Concerts from The Library of Congress
In 2009, the Library of Congress Music Division and CD Syndications will be launching the second year of a new classical music radio series to air nationwide. Bill McGlaughlin, hosts "Concerts from the Library of Congress," featuring performances held in the Library's historic Coolidge Auditorium.
Kicking off the series in 2009 on 100 stations around the country will be a terrific lineup of artists, including legacy performances by Leonard Bernstein and the Beaux Arts Trio, and performances by Europa Galante, Jennifer Larmore, Ensemble Matheus, Lynn Harrell, the Borromeo Quartet, Iva Bittova and the Skampa Quartet, Concerto Copenhagen, Quatuor Ysaye, the Holloway-Linden-Mortensen Trio, the Orion Quartet, David Krakauer, the Floristan Trio, The Pacifica String Quartet, the Del Sol Quartet, the St. Petersburg Quartet, Michael Tree, the Imani Winds and many others.

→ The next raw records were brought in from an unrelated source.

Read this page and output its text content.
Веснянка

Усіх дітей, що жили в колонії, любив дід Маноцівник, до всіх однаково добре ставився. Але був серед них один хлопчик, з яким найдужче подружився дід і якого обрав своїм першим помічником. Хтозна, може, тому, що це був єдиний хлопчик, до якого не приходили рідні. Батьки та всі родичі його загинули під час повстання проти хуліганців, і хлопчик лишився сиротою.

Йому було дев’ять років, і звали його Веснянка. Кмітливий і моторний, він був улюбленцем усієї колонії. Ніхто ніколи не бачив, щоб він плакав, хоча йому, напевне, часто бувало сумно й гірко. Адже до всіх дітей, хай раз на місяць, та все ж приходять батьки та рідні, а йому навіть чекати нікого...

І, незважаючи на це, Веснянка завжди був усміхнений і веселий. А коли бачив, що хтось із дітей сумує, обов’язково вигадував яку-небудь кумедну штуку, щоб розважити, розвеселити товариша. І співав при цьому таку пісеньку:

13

In it's second year, this new series marks a return to the Library's distinguished broadcasting tradition of more than eight decades. Concerts of the 1925 Coolidge Auditorium season were broadcast by the Naval Broadcasting Service. In 1930, the five-year-old National Broadcasting Company began trial broadcasts for the Library from its studios in New York. With the 1933 season, Library concerts were aired regularly over the NBC and CBS networks, drawing a national audience for chamber music and beginning a remarkable run of weekly broadcasts that would last more than 60 years. “Concerts from the Library of Congress” aired internationally during the 1990s, with syndication by Radio France, Radio Netherlands, Italy's RAI Tre and national networks in Australia, New Zealand and Russia.
Listeners will also have the chance to visit the treasure vaults of the Library's Music Division in a special online series of companion packages created for each program. Original manuscripts and sketches by J. S.Bach, Mozart, Beethoven, Bernstein, Gershwin and many others, as well as letters, photographs and memorabilia, will be accessible via the Library's Web site at www.loc.gov/radioconcerts. Offering unique documents and artifacts, such as Paganini's private pocket diary and a handwritten 1765 account of an eyewitness interview with a 9-year-old Mozart and a rediscovered piece of Rossini, Library curators capture a glimpse of the Music Division's vast collections. With more than 22 million individual items, it is the world's largest music archive. Audio and video excerpts of the concerts will be included, as well as podcasts for selected programs from the Library's site at http://www.loc.gov/radioconcerts/.
Producers for the radio series are Vic Muentzer from CD Syndications and Anne McLean from the Library of Congress.